March 6, 2007
Nearly 2/3 AZ schools did not administer any AP exams last year
Here’s a very interesting article from the Arizona Daily Star about high school students not enrolling in AP classes, and how alarmed officials are by this!
PHOENIX – Educators say they’re alarmed by Arizona Department of Education records that show a low number of the state’s high school students are taking advanced classes and tests.
Educators consider Advanced Placement courses and exams one of the best ways to make high school more challenging and prepare students for college.
Records show that nearly two out of three Arizona public high schools never administered an Advanced Placement exam last year. And less than 16 percent of the Class of 2006 took an Advanced Placement exam in high school, compared with 24 percent nationwide.
The number of students taking the exams has doubled since 2001 but is not enough to keep pace with students nationwide.

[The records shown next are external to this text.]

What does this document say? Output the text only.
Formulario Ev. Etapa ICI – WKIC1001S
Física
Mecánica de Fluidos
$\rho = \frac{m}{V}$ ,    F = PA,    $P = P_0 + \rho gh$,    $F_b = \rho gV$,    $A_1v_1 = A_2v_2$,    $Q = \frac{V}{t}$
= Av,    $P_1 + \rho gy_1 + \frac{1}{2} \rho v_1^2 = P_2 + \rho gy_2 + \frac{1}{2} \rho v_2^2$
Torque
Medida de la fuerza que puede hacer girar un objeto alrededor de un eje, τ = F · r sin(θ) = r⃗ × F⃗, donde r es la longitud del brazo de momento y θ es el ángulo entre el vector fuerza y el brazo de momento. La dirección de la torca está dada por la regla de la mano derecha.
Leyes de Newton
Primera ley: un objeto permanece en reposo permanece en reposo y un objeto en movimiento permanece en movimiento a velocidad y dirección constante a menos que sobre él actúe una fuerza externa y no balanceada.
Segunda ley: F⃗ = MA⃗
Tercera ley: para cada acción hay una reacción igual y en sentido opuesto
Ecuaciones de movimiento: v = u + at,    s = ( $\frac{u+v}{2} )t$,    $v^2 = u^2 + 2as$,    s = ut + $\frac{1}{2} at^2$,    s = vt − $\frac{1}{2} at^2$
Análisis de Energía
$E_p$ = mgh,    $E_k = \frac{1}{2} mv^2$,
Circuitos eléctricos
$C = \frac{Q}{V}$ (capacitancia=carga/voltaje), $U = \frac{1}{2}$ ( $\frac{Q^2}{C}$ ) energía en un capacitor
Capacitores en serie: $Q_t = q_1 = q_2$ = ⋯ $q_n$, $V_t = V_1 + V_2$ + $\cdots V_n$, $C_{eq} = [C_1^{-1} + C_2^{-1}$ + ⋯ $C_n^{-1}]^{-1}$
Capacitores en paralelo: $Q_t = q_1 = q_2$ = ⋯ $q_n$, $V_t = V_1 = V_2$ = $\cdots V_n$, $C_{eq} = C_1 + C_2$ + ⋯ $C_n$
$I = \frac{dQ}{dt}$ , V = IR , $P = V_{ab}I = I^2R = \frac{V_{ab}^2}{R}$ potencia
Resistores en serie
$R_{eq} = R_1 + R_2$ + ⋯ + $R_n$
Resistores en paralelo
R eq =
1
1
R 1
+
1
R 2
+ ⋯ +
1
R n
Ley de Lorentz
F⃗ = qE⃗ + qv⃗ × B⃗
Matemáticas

Denise Birdwell, an administrator in the Dysart Unified School District, said she believes more students should be steered into Advanced Placement classes.
“You don’t have to test to go into those courses, unlike in the elementary grades, where in the gifted programs, there is a culling process,” Birdwell said. “What we do with gifted, we should do with every student.”
Educators and students say time, money, and school or state policies are why the percentage of Arizona’s test takers is lagging.
Advanced Placement teacher training is available once a year and costs $500. Nearly half of the high schools in Arizona are charter schools and can’t afford to create Advanced Placement courses unless all of their students participate.
Others are small and rural district schools, where it’s difficult to recruit enough teachers to provide required courses.
Additionally, students have to fork out $83 for each Advanced Placement test they take. The tests each focus on one subject, from Spanish to history, so the more a student takes, the more it costs.
State officials have visited more than 40 high schools around Arizona, and the state is offering workshops for teachers and administrators to help them create preliminary honors and Advanced Placement courses.
The College Board is beginning to require more teachers to get Advanced Placement training, and the state began reimbursing districts that pay the cost of exams for students from low-income families.
The state is setting up its first online Advanced Placement courses for students in charter or rural schools, where course work is often unavailable. The first course, U.S. history, is expected to be available as early as fall.
To catch up, the state’s Advanced Placement expert, John Stollar, said small charter and rural schools are going to have to create Advanced Placement-quality courses for all their students, even if only a small number of students are willing to take the exam.
“The only way we’re going catch up is a complete attitude shift on the part of teachers and administrators,” Stollar said, “and to open the door to honors and (Advanced Placement) courses to all kids.”